As I read this I have the same thought I always have, that even tho I've experienced this it means less because I never acheived that state of thin. I lost my hair, strength, health, had horrible heart palpitation episodes, panic attack and spent my days revelling in the feel of hunger knawing its way out thru my stomach and chest...but I was never thin so my pain should be less. sad but true that this is what I think deep inside. As for some of the comments regarding treatment/confronting/helping, strangers can tell me all day long that its ok to eat but I wish my family, my parents those closest to me would say it and mean it. I've never thought of it before but reading here made me realize that THAT would make a huge difference to me. not likely to happen, but its a nice fantasy.

Anonymous said...

This is wonderfully written, and it is exactly how it feels to be anorexic. It's so hard to ask for help. Oh how I loathe this disease...

Anonymous said...

This is quite a realistic account of my experiences. I'd also like to add that the kind of pain and indecision you described so vividly often applies to ANY food at all, not just foods an anorexic might view as "bad." On bad days, you might find me frozen in the grocery store, silently and furiously contemplating the merits of an apple. Sometimes the pain gives way to anger, as I see other shoppers easily placing items in their cart. Why can they have food, but I can't?

Anonymous said...

I don't think Maudsley would have worked on me. I stopped exhibiting anorexic behaviour on my own, and never got below a 16 on the B.M.I. chart.

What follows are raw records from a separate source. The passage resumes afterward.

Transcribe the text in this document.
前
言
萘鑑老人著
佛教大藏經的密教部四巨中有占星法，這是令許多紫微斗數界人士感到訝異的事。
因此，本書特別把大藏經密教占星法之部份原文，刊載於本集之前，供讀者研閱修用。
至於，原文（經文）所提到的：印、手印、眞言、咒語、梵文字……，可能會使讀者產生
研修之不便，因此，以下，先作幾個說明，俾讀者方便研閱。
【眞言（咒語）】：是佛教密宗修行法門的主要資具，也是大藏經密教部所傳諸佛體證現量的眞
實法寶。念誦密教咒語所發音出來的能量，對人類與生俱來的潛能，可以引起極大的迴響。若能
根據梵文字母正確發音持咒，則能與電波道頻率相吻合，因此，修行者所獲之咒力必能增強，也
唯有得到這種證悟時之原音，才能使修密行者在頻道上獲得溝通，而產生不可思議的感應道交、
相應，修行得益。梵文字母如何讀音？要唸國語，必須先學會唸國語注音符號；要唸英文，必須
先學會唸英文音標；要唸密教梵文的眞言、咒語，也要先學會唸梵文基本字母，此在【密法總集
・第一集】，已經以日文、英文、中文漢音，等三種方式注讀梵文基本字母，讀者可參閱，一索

This was because I wasn't obsessed so much with being thin as with a weird set of morals in which food was morally bad, and because I was a bad person, I had to starve to make up for it. This rule, weirdly enough, did not apply to other people, because other people are good people, so they can eat. Being thin was like, an indication of how much self control I had, not really a goal per se.

I've been diagnosed with a form of autophobia relating to being embodied, where bodily functions such as aging, eating, and using the loo (but funnily enough not drinking or sleeping) are wholly disgusting to me.

I honestly don't think I'll ever be mentally rehabilitated, but at least I've mostly got into the habit of eating.